1941 Colima earthquake
- UTC time: 1941-04-15 19:09:56;
- ISC event: 900764;
- USGS-ANSS: ComCat;
- Local date: April 15, 1941;
- Local time: 13:09;
- Magnitude: 7.7 M_{s};
- Depth: 35 km (22 mi);
- Epicenter: 18°51′N 102°56′W﻿ / ﻿18.85°N 102.94°W
- Areas affected: Mexico
- Max. intensity: MMI X (Extreme)
- Casualties: 90 killed

= 1941 Colima earthquake =

Earthquake in Mexico

The 1941 Colima earthquake occurred on April 15 at 19:09 UTC (13:09 local time). The epicenter was located in the State of Michoacán, Mexico.

The magnitude of this earthquake was put at M_{s} 7.7 or M_{w} 7.7. The intensities were X (Extreme) in Colima, VIII (Severe) in Manzanillo, and V (Moderate) in Mexico City. Ninety people were reported dead. The cathedral of Colima was destroyed. Many houses and public buildings in Colima, including the Federal Palace (Palacio federal) and the Hidalgo Theater (Teatro Hidalgo), were damaged. Of the 8,000 houses in the city of Colima, 900 or 2000 collapsed, according to different sources.
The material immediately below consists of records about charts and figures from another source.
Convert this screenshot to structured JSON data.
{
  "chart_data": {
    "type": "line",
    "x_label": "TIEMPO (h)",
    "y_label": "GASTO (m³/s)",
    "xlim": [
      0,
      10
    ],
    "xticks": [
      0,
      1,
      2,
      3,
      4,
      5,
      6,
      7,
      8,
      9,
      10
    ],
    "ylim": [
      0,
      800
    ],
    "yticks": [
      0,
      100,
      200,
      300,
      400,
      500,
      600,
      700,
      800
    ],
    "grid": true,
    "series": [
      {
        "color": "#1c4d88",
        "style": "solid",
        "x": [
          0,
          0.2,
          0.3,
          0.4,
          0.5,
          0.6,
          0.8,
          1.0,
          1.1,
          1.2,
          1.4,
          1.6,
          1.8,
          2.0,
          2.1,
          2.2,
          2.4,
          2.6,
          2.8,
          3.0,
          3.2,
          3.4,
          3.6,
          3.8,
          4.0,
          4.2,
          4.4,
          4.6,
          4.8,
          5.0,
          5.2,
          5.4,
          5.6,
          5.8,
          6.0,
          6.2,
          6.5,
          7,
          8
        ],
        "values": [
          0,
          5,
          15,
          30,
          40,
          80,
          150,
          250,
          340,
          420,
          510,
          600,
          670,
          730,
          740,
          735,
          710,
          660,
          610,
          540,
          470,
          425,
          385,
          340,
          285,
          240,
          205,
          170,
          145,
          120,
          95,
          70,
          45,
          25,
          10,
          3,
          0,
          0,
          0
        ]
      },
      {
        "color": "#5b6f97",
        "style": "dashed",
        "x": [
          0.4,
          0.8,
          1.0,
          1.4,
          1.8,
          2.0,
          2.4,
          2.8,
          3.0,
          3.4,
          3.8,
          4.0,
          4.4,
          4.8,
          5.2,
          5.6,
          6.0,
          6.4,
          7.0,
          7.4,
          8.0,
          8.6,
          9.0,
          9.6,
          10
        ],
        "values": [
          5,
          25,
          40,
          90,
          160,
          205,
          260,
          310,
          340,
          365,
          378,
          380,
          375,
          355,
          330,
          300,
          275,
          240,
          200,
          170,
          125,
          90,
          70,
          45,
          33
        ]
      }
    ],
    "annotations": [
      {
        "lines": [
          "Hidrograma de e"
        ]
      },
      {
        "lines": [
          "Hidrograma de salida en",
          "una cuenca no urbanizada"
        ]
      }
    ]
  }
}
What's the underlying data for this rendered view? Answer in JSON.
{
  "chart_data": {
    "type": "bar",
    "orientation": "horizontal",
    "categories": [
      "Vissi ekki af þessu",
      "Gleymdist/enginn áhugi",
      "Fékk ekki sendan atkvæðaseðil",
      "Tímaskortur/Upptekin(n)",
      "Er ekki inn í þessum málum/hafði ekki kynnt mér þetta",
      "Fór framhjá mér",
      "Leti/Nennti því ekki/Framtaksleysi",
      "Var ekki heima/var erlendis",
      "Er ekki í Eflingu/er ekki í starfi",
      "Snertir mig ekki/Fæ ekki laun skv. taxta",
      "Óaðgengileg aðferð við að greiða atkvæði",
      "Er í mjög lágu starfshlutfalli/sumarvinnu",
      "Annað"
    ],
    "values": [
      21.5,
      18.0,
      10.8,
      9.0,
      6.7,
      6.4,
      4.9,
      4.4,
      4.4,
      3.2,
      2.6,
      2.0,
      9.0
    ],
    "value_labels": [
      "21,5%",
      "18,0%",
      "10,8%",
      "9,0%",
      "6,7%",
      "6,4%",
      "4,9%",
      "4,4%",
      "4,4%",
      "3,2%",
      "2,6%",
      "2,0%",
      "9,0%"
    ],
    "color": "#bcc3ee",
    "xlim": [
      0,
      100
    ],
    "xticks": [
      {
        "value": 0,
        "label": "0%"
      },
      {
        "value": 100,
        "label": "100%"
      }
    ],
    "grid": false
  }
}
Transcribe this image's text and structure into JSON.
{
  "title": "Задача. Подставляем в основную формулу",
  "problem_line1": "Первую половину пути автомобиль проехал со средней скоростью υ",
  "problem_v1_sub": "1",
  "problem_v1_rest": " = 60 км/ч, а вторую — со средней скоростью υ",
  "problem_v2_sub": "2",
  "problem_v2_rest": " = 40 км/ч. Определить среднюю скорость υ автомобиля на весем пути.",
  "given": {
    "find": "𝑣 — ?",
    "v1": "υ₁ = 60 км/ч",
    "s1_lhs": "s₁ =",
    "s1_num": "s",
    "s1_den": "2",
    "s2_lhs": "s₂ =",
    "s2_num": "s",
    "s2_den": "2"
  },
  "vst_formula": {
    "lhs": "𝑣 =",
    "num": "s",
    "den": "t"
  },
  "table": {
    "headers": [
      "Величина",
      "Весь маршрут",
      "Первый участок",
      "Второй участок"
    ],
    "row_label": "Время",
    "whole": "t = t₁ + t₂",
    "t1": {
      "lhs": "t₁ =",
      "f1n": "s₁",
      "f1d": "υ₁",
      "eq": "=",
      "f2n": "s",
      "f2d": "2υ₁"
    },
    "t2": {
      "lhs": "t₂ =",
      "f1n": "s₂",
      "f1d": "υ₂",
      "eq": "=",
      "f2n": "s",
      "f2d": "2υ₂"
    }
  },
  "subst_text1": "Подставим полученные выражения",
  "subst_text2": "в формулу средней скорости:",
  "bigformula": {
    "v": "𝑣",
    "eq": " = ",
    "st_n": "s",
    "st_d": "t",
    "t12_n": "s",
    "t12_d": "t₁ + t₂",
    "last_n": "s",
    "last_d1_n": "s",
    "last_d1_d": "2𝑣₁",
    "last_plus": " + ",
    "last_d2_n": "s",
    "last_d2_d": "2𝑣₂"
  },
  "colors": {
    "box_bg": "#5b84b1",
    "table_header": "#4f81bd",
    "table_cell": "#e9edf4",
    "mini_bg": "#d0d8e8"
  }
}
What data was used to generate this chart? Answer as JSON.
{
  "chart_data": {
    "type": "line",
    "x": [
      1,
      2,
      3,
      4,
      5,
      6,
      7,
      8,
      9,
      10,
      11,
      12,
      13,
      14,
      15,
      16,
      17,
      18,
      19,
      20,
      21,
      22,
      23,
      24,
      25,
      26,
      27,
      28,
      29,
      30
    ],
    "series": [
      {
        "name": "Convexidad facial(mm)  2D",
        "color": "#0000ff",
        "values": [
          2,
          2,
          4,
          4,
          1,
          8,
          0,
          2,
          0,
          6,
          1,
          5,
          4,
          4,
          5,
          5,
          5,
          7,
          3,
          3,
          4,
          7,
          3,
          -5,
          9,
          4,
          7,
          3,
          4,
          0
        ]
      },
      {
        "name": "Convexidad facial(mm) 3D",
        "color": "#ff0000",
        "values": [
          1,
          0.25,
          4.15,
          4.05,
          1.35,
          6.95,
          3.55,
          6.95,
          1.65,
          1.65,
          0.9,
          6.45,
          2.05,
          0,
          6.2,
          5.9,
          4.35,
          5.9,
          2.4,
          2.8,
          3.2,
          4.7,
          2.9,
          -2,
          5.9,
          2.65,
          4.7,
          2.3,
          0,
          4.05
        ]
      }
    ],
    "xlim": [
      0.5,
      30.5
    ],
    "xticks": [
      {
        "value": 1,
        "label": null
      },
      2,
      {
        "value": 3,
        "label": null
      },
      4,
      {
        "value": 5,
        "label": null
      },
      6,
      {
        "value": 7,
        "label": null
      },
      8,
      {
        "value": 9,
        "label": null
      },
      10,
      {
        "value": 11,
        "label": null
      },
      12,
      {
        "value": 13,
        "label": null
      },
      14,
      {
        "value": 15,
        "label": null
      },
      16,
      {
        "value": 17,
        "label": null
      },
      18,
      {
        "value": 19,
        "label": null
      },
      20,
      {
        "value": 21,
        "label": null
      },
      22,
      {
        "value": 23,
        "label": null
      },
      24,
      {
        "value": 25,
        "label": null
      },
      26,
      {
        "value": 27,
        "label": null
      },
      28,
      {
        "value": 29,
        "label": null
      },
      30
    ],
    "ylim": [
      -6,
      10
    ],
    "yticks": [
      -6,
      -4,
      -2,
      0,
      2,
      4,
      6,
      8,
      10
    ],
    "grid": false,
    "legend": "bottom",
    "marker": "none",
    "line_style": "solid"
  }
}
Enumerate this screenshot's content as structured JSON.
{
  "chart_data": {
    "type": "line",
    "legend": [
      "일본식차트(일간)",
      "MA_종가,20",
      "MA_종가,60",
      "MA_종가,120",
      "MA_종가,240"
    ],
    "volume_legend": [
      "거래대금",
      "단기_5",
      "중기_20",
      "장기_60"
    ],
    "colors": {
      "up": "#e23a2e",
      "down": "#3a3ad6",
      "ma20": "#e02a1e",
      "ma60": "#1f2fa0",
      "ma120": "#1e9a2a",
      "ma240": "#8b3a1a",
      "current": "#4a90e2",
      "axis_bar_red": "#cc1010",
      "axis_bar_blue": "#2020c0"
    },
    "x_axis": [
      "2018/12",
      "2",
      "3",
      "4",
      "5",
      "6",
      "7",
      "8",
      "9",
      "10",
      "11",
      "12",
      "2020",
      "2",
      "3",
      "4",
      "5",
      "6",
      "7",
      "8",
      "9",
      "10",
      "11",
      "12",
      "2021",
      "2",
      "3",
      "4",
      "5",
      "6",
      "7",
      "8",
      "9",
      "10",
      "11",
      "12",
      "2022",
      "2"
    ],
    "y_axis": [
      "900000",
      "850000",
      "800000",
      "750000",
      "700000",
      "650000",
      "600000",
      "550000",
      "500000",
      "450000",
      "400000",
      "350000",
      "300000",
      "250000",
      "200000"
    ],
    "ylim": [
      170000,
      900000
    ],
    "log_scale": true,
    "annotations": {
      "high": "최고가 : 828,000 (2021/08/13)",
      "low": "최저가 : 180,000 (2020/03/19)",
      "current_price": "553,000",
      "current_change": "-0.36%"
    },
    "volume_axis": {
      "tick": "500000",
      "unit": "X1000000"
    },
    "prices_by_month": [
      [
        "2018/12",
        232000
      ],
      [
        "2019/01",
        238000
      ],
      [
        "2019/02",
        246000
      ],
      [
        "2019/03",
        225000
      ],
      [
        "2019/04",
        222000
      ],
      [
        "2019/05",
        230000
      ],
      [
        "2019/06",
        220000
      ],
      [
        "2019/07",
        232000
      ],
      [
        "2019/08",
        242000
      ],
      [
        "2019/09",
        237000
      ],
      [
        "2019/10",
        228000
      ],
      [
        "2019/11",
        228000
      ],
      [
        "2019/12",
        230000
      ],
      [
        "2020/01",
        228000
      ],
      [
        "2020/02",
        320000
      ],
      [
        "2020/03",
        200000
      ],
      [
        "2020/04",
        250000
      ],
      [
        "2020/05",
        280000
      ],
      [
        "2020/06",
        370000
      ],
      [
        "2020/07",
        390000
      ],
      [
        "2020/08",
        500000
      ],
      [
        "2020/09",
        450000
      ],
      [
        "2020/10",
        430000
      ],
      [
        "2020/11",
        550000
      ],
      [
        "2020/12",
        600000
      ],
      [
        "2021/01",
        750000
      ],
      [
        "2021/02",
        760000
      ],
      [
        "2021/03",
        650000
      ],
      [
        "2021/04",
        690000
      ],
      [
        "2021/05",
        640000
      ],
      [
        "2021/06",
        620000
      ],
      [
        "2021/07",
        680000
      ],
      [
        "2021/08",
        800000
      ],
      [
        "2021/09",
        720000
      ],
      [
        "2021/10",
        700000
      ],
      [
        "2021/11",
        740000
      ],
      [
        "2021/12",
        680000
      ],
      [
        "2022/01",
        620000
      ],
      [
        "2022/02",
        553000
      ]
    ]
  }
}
This earthquake was an interplate earthquake between the Cocos plate and the North American plate. It occurred in the Colima region of the Middle America Trench. This earthquake was very close to where the 1973 Colima earthquake occurred. From the locally recorded time intervals between the arrival of the S wave and the P wave (S−P times) and from the felt intensities, it is suggested that the rupture zone of this earthquake was larger than the 1973 earthquake and may have extended into the rupture zone of the 1985 Michoacán earthquake.